Kazandığında “ben kazandım, ben harcarım” der ihtiyaç sahibine yardım etmeyi tembelliğe teşvik görür, ferdiyetçiliğin zirvelerinde dolaşır, başı sıkıştığında yanında ana baba desteği bulamazsa sövmeye ana babadan başlar, hâşâ Allah’a isyana kadar vardırır.

Maddeciliğin ve ferdiyetçiliğin cemiyete zoraki ikamesi, bizim gibi adaletin oturmadığı, fakir oranı da fazla olan bir ülkede rant, hırsızlık, vergi kaçırma gibi olayların zirveye çıkmasına da yol açtı şüphesiz. Paraya, güce sahip ol da, nasıl olursan ol. En masumu hayallerini gerçekleştirmek için piyango kuyruğunda sabahlıyor.

Batı Karşıtlığı

Batılılaşma kadar batı karşıtlığı da müthiş bir zeminde yükseliyor. Batı’da aleyhimize bir iş cereyan edince iPhone kırıp, şampuan boykotu yapıyoruz.
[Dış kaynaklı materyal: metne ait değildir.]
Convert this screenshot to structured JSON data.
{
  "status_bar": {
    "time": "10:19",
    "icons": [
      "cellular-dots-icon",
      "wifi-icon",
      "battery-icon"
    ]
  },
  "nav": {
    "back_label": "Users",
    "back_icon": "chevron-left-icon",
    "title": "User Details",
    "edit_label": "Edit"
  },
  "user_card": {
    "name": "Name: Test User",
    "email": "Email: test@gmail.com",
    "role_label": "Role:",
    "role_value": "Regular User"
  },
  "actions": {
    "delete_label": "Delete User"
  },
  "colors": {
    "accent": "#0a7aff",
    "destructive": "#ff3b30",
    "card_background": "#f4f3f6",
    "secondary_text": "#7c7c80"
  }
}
Esasen halkta karşılık bulan batı karşıtlığı, batıcılığın şekilci dayatmalarına karşı yükselen haklı bir itiraz. Fakat bu itiraz muhafazakar kesimin sözde âkil adamları tarafından doğru bir zemine çekileceği yerde “tek dişi kalmış canavar” edebiyatı tercih edilince, halk da “Hollanda akıl ol!” deyip portakal kesiyor…

Batı karşıtlığının yükseldiği zemin ise genelde Osmanlıcılık oluyor. Halbuki batılılaşma maceramız zaten Osmanlı ile başladı. 2.Mahmud dönemi yapılan reformlar batılılaşma değil miydi? Osmanlı batılılaşmasının sıkıntısı ise kuvvetle muhtemel şu oldu; Osmanlı üst düzey bürokratları sürekli bir azledilme ve müsadere korkusu taşıyorlardı. İşte bugün çok eleştirdiğimiz Tanzimat kadrosu batılılaşma hareketlerini biraz da kendilerini kurtarma hamlesi olarak gördüler. Bu hislerle, her birisi bir Avrupa ülkesinin uhdesine girdi. Batılılaşma bizim menfaatlerimiz doğrultusunda yapılacak reformlardan ziyade batılı devletlerin dayatmalarına dönüştü.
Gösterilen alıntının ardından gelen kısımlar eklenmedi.